28 Ağustos, 2007

Anayasamız Hayatımız!

Kayıtsız kalamayacağınız, hepimizin yaşamını, geleceğini kökünden etkileyecek çok temel bir belge, Anayasa. Anayasa’ya toplumun hangi kesiminde olursanız olun, sahip çıkmalı, tüm içeriğini genel-özel yönelimlerini tartışmalıyız.

Eğer laikliği korumak istiyorsanız;

Eğer tam demokratik bir Türkiye istiyorsanız;

Eğer başkanlık sistemi, yarı başkanlık sistemi ya da daha güçlü bir parlamenter bir sistem istiyorsanız;

Devletin kurumları arasındaki denge, Cumhurbaşkanının yetkileri, seçimi konusunda aklınıza yatmayanlar varsa, durmayın Anayasa tartışmalarına katılın, nedenlerinizi, gerekçelerinizi yazın.

Anayasa yapmak sadece uzmanların işi değildir, üye olduğunuz sivil toplum kuruluşunu harekete geçirin veya bireysel olarak katılın, yeni Anayasanın yapımına.

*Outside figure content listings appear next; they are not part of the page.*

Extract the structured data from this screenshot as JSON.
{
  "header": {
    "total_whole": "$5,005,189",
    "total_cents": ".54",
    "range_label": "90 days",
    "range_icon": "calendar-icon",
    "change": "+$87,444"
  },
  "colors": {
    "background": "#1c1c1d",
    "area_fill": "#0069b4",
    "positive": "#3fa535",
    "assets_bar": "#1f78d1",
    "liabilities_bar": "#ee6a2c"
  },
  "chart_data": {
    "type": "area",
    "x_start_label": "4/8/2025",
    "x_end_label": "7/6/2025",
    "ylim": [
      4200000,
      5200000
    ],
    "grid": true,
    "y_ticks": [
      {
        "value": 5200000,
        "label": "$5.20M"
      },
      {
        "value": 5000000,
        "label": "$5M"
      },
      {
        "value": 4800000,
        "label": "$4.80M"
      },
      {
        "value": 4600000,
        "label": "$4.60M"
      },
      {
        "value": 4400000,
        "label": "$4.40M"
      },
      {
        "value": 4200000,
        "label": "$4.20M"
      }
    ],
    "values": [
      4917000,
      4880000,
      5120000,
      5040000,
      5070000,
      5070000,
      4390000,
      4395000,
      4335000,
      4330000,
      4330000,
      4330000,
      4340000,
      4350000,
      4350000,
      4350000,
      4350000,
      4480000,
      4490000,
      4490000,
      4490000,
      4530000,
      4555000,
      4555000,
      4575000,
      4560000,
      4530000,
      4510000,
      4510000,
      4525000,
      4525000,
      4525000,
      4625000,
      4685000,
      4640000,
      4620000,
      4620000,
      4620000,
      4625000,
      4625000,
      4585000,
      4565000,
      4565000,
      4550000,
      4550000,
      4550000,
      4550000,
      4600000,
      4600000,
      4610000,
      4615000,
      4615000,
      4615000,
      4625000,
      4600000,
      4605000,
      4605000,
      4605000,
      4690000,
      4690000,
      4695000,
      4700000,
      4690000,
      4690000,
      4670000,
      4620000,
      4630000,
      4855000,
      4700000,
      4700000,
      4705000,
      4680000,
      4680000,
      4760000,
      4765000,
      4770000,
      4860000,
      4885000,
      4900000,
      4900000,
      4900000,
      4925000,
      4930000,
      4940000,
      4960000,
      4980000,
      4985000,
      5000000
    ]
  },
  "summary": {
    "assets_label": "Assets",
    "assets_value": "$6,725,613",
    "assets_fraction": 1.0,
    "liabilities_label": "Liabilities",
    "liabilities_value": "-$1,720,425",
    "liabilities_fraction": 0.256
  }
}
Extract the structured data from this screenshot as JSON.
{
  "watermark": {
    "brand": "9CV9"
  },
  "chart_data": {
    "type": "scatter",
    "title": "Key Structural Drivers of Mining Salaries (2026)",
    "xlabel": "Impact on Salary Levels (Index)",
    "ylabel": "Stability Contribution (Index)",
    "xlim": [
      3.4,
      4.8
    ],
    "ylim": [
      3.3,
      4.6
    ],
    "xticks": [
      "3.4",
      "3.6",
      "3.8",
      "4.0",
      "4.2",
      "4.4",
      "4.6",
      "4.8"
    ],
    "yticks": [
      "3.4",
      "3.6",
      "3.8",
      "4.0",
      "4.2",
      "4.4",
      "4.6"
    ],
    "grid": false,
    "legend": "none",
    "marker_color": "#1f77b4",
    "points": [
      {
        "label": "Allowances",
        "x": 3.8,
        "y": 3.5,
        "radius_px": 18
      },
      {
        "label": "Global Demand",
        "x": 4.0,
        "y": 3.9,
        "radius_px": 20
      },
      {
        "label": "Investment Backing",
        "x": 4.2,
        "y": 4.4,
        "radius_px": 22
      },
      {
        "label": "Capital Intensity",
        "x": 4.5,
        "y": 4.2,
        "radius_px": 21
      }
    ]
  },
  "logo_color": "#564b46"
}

Anayasamız ancak böyle “sivil” olacak. Temsili demokrasiden, katılımcı demokrasiye geçmek için artık el verin, katılımcı olmaktan uzak durmayın.

Toplumsal “uzlaşmanın”, toplumun taleplerinin, çağın gereklerinin, beklentilerinin, hukuk devleti olmanın adil ve sosyal bir devlet olmanın belgesidir, Anayasa.

Ülkemizin, Cumhuriyetimizin, çağdaş demokrasimizin sınırlarını Anayasamız çizecek, katılın ki bu çizgilerin vicdanlı, ahlaklı, geleceğimizi öngörecek ilkelerle bezenmesine aracılık edebilelim.

Güzel Türkçemizi egemen kılalım Anayasamıza, az, öz, açık anlamlarla bezeyelim, mümkün olduğu kadar herkese göre eğilip bükülen, herkesin istediği anlamları çıkardığı maddelerden kurtaralım.

Cumhuriyetimiz üzerinde askeri, bürokratik ve “sivil” vesayet kurmak isteyenlere engel olalım.

Tüm bunlar için, sadece sandığı beklemeyin, yapım sürecine dahil olun, “ses” verin, “demokratik” bir anayasa için çaba harcayanlara güç-destek verin.

Anayasaya Cumhuriyetimizin kuruluş coşkusuyla sahip çıkın, vizyonsuzluğa, temel hak ve özgürlüklerimizi daraltabileceklere karşı durun.

Gelin tartışmayı genişletelim: Yasamayı yürütmenin tahakkümünden kurtaralım. Yargıyı tam bağımsız kılalım. Milletin vekillerini, lider vekili olmaktan çıkaracak düzenlemelere, Anayasal güç katalım.

Milletin iradesini, yine millete kazandıralım. Kendi irademizi, kimseye kurban etmeyelim.

Anayasamız hep, “demokrasiye aşık Türk evlatları” tarafından korunmak üzere yemin edilirken, bir yandan da katledildi. Her darbeci veya “sivil” kendi dar görüşlülüğünü dayattı. İnsanı değil, devleti korumayı esas aldı. Her ikisini birlikte korumanın bir yolunu bulalım.

Başta laik-anti laik kutuplaşmasına, Kürt Sorununa çare olacak, bizi birbirimize düşürmek için çaba harcayanlara yanıt verecek bir çaba sergileyelim. Toplumun kırılma noktalarının Anayasal referanslar taşımasına izin vermeyelim.

Şimdi bir yurttaş olarak büyük bir fırsat var önümüzde, sadece kendi geleceğimiz için değil çocuklarımızın ve ülkemizin geleceği için demokratik bir Anayasa yapma fırsatı. Özgürlüklerden, demokrasiden korkan “demokratlara” bu kez boyun eğmeden, “güçlü bir demokrasi” için Anayasamızı “yapalım”.